Anyway, I didn’t have the energy or the inclination to argue the point at the time. One of my hopes and dreams for the new year has been to develop a thicker skin and to avoid futile debates with entrenched adversaries whenever possible.

But in re-formatting this paper, there is also a sense (for me, at least) of starting over this spring and it seems like a good time to consider the changes in this community, and whether they can really be called progress. There is a difference between Progress and Development, although it’s surely a subjective distinction. I can only speak for myself, but this is how I separate Progress from Development…

When I think of Progress and what it means for this town and its surroundings, I think of a community in which its citizens can earn a decent living, pay the bills, and have something left over at the end of the month. But I can call it Progress only when those citizens also realize the value of the intangible qualities that make our town unique and enrich our lives.

Qualities like the beauty and solitude of the canyons and mountains that surround us and qualities like the friendship, compassion and trust of our neighbors are, to me, just as important as the bottom line on a financial statement.

Progress is maintaining our small town atmosphere while recognizing that some change is inevitable, and that change can sometimes even be an improvement. Development is when the greed of its citizens allows uncontrolled growth that destroys all the qualities of small town life…the qualities that brought many of us here in the first place.

Progress is when a business flourishes and expands to meet a growing demand, while still maintaining the quality that caused its success in the first place.  Development is when an out-of-town investor sees there’s money to be made and throws up another fast food franchise, taking business and customers away from the local cafes that have survived for years and years.

Progress is when local citizens try to stay loyal to those well-established restaurants. Development is when locals abandon them in droves for the franchise chains, in order to save a few cents.

Progress is a new business that comes to town and offers a new service or product that we truly need and could not obtain before. Look at La Sal Bread for example…great bread. Development is another T-shirt shop with an absentee owner. I dream of that Progressive day when I can buy a pair of flannel tartan plaid boxer shorts (cotton in summer) in my own home town. The day Boxers R’ Us opens, a business that would truly fill a need, I hope to be its first customer.

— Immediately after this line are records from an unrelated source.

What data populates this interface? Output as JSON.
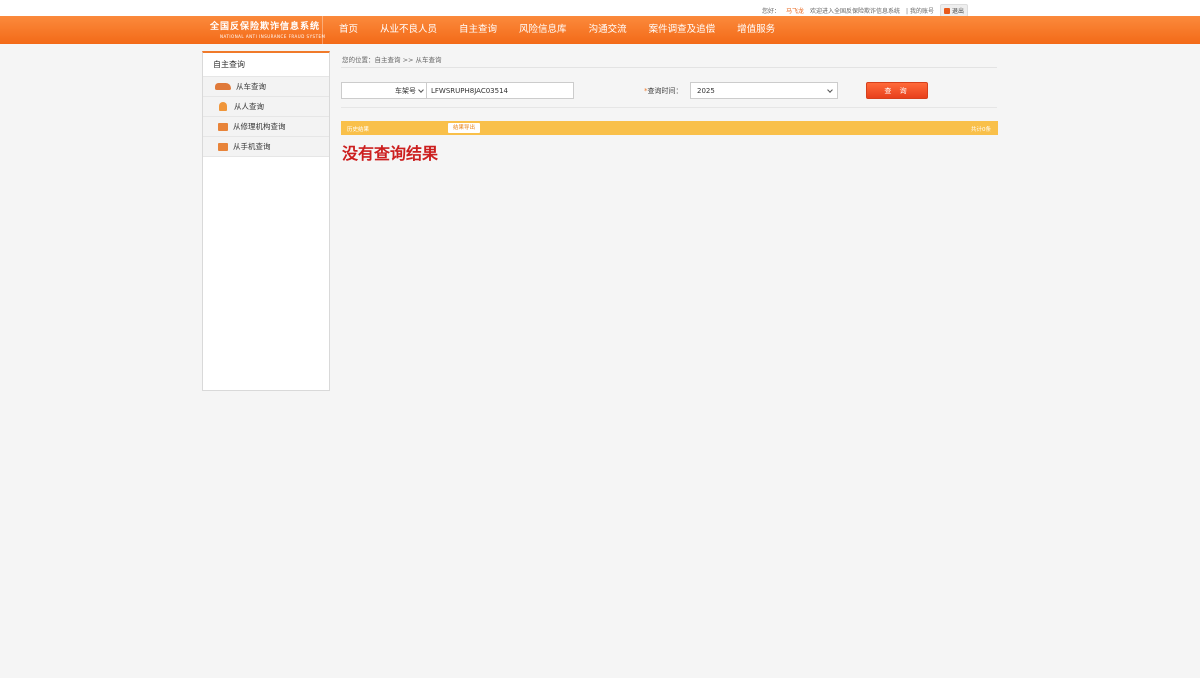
{
  "topbar": {
    "greeting": "您好：",
    "username": "马飞龙",
    "welcome": "欢迎进入全国反保险欺诈信息系统",
    "my_account": "| 我的账号",
    "logout": "退出"
  },
  "logo": {
    "title_cn": "全国反保险欺诈信息系统",
    "title_en": "NATIONAL ANTI INSURANCE FRAUD SYSTEM"
  },
  "nav": {
    "items": [
      "首页",
      "从业不良人员",
      "自主查询",
      "风险信息库",
      "沟通交流",
      "案件调查及追偿",
      "增值服务"
    ]
  },
  "sidebar": {
    "title": "自主查询",
    "items": [
      {
        "label": "从车查询",
        "icon": "car-icon"
      },
      {
        "label": "从人查询",
        "icon": "person-icon"
      },
      {
        "label": "从修理机构查询",
        "icon": "repair-shop-icon"
      },
      {
        "label": "从手机查询",
        "icon": "phone-icon"
      }
    ]
  },
  "breadcrumb": "您的位置：自主查询 >> 从车查询",
  "search": {
    "field_type": "车架号",
    "vin_value": "LFWSRUPH8JAC03514",
    "time_label": "查询时间：",
    "time_star": "*",
    "year_value": "2025",
    "query_button": "查 询"
  },
  "results": {
    "left_label": "历史结果",
    "tag": "结果导出",
    "count": "共计0条",
    "empty_message": "没有查询结果"
  },
  "colors": {
    "brand_orange": "#f36a18",
    "result_bar": "#f9c04a",
    "error_red": "#cc1f1f"
  }
}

Progress is suitable housing for all its citizens. Development is another tacky condo development for wealthy out-of-towners looking to invest in a second home and hoping to turn a tidy profit.

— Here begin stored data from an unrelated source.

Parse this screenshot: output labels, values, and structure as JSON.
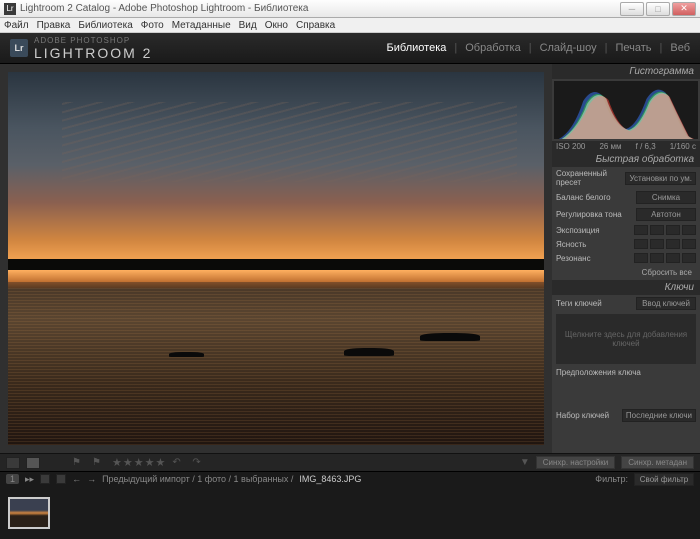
{
  "titlebar": {
    "text": "Lightroom 2 Catalog - Adobe Photoshop Lightroom - Библиотека",
    "logo": "Lr"
  },
  "menubar": [
    "Файл",
    "Правка",
    "Библиотека",
    "Фото",
    "Метаданные",
    "Вид",
    "Окно",
    "Справка"
  ],
  "header": {
    "tagline": "ADOBE PHOTOSHOP",
    "appname": "LIGHTROOM 2",
    "logo": "Lr"
  },
  "modules": [
    {
      "label": "Библиотека",
      "active": true
    },
    {
      "label": "Обработка",
      "active": false
    },
    {
      "label": "Слайд-шоу",
      "active": false
    },
    {
      "label": "Печать",
      "active": false
    },
    {
      "label": "Веб",
      "active": false
    }
  ],
  "histogram": {
    "title": "Гистограмма",
    "iso": "ISO 200",
    "focal": "26 мм",
    "aperture": "f / 6,3",
    "shutter": "1/160 с"
  },
  "quickdev": {
    "title": "Быстрая обработка",
    "preset_label": "Сохраненный пресет",
    "preset_val": "Установки по ум.",
    "wb_label": "Баланс белого",
    "wb_val": "Снимка",
    "tone_label": "Регулировка тона",
    "tone_btn": "Автотон",
    "exposure": "Экспозиция",
    "clarity": "Ясность",
    "vibrance": "Резонанс",
    "reset": "Сбросить все"
  },
  "keywords": {
    "title": "Ключи",
    "tags_label": "Теги ключей",
    "tags_val": "Ввод ключей",
    "placeholder": "Щелкните здесь для добавления ключей",
    "suggest": "Предположения ключа",
    "set_label": "Набор ключей",
    "set_val": "Последние ключи"
  },
  "sync": {
    "settings": "Синхр. настройки",
    "metadata": "Синхр. метадан"
  },
  "filmstrip": {
    "badge": "1",
    "nav": "▸▸",
    "info": "Предыдущий импорт / 1 фото / 1 выбранных /",
    "filename": "IMG_8463.JPG",
    "filter_label": "Фильтр:",
    "filter_val": "Свой фильтр"
  }
}
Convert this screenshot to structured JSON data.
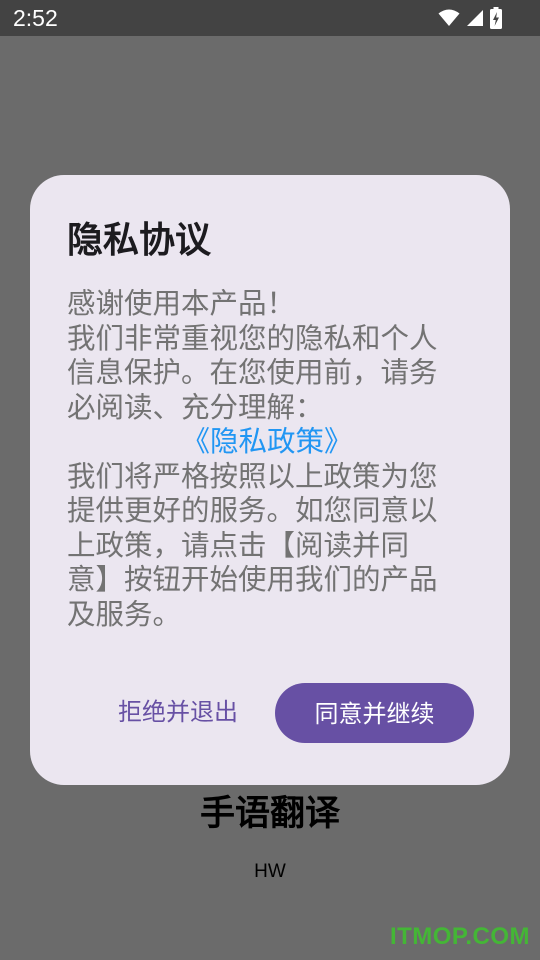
{
  "status_bar": {
    "time": "2:52",
    "icons": [
      "wifi-icon",
      "cellular-signal-icon",
      "battery-charging-icon"
    ]
  },
  "app": {
    "title": "手语翻译",
    "subtitle": "HW"
  },
  "dialog": {
    "title": "隐私协议",
    "body_lines_before": [
      "感谢使用本产品！",
      "我们非常重视您的隐私和个人",
      "信息保护。在您使用前，请务",
      "必阅读、充分理解："
    ],
    "policy_link": "《隐私政策》",
    "body_lines_after": [
      "我们将严格按照以上政策为您",
      "提供更好的服务。如您同意以",
      "上政策，请点击【阅读并同",
      "意】按钮开始使用我们的产品",
      "及服务。"
    ],
    "reject_label": "拒绝并退出",
    "agree_label": "同意并继续"
  },
  "watermark": "ITMOP.COM",
  "colors": {
    "scrim": "#6b6b6b",
    "status_bar": "#434343",
    "dialog_background": "#ebe6f0",
    "primary": "#6750a4",
    "link": "#2196f3",
    "body_text": "#737373",
    "watermark": "#44b636"
  }
}
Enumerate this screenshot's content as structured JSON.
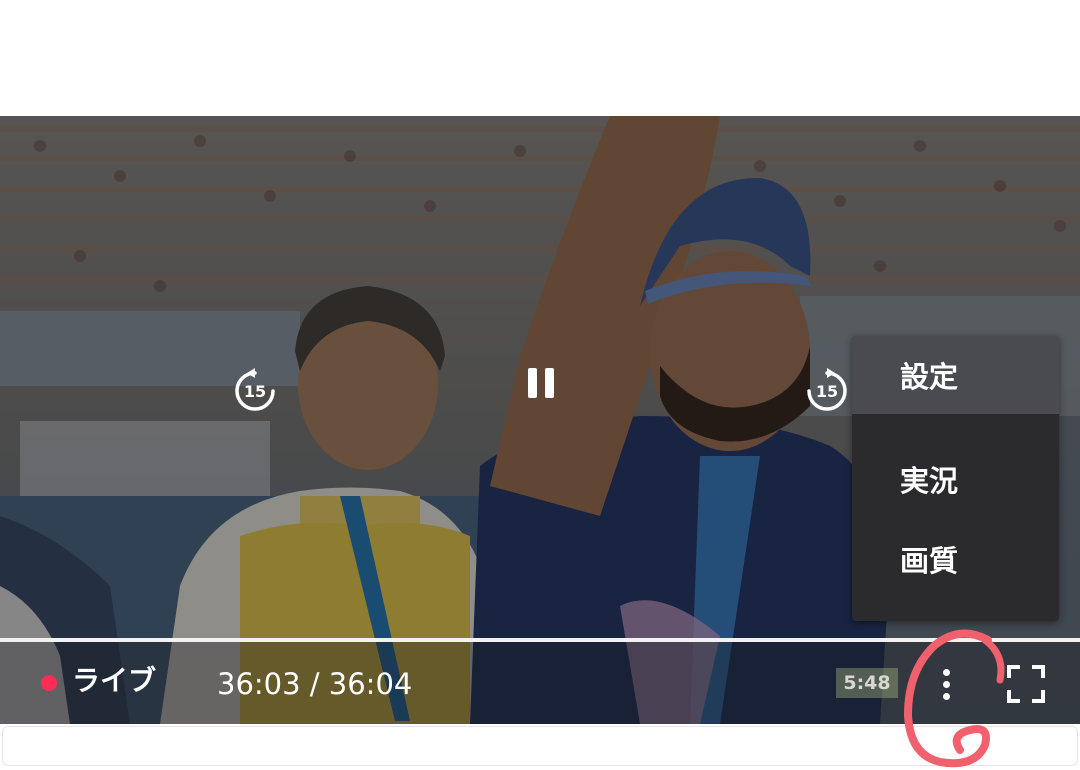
{
  "player": {
    "state": "playing",
    "rewind_seconds": "15",
    "forward_seconds": "15",
    "live_label": "ライブ",
    "time_display": "36:03 / 36:04",
    "progress_fraction": 0.9995,
    "colors": {
      "live_dot": "#ff2d55",
      "menu_bg": "#2b2b2d",
      "menu_active": "#4a4b50"
    },
    "icons": [
      "rewind-15-icon",
      "pause-icon",
      "forward-15-icon",
      "more-vertical-icon",
      "fullscreen-icon"
    ]
  },
  "menu": {
    "items": [
      {
        "label": "設定"
      },
      {
        "label": "実況"
      },
      {
        "label": "画質"
      }
    ]
  },
  "video_overlay": {
    "scoreboard_time": "5:48"
  }
}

Progress is the County Council and the Nature Conservancy saving the Mayberry Orchard. Development is seeing most of Grand County’s other orchards turned into subdivisions.

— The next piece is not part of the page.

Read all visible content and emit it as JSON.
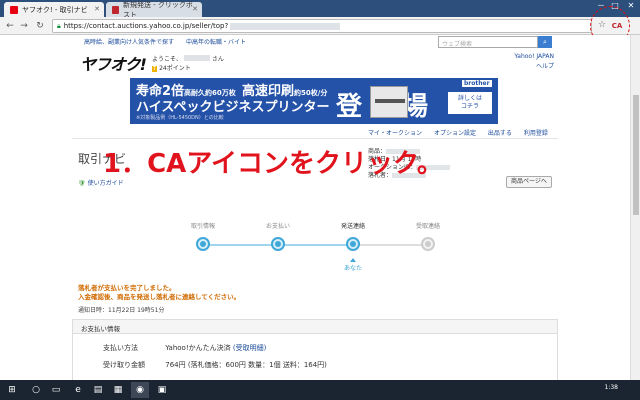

Progress is appreciating the value of the spectacular view we all enjoy of the West Wall each day. Development is a chairlift running up its sandstone flanks.

Progress is our species recognizing the value…the absolute necessity for preserving what’s left of our wild pristine country. Development is seeing it bulldozed under. Or perhaps worse, seeing those special places trampled under the feet of hordes of well-meaning people who claim they do recognize the value of wild lands but don’t recognize that their sheer numbers are destroying it.

Progress is the mountain biker who gets tired of staring at his knuckles, the bike handlebars, and three feet of ground ahead of him, and stops and looks around, and is overwhelmed by the silence and the beauty of the canyons. Development is painting more white lines on the Slickrock Trail so nobody has to stop and look around.

Progress is appreciating the fading light on the slickrock palisades above the valley. Development is ridgeline housing.

Progress is moving to Moab, wanting to be a part of the community and wanting to contribute something to it. Development is moving to Moab and seeing what can be taken from it.

Progress, in short, is Moab the Community. Development, in a nutshell, is Moab the Population Center. What’s the difference? Ten years from now, one way or the other, we’ll probably all know the answer.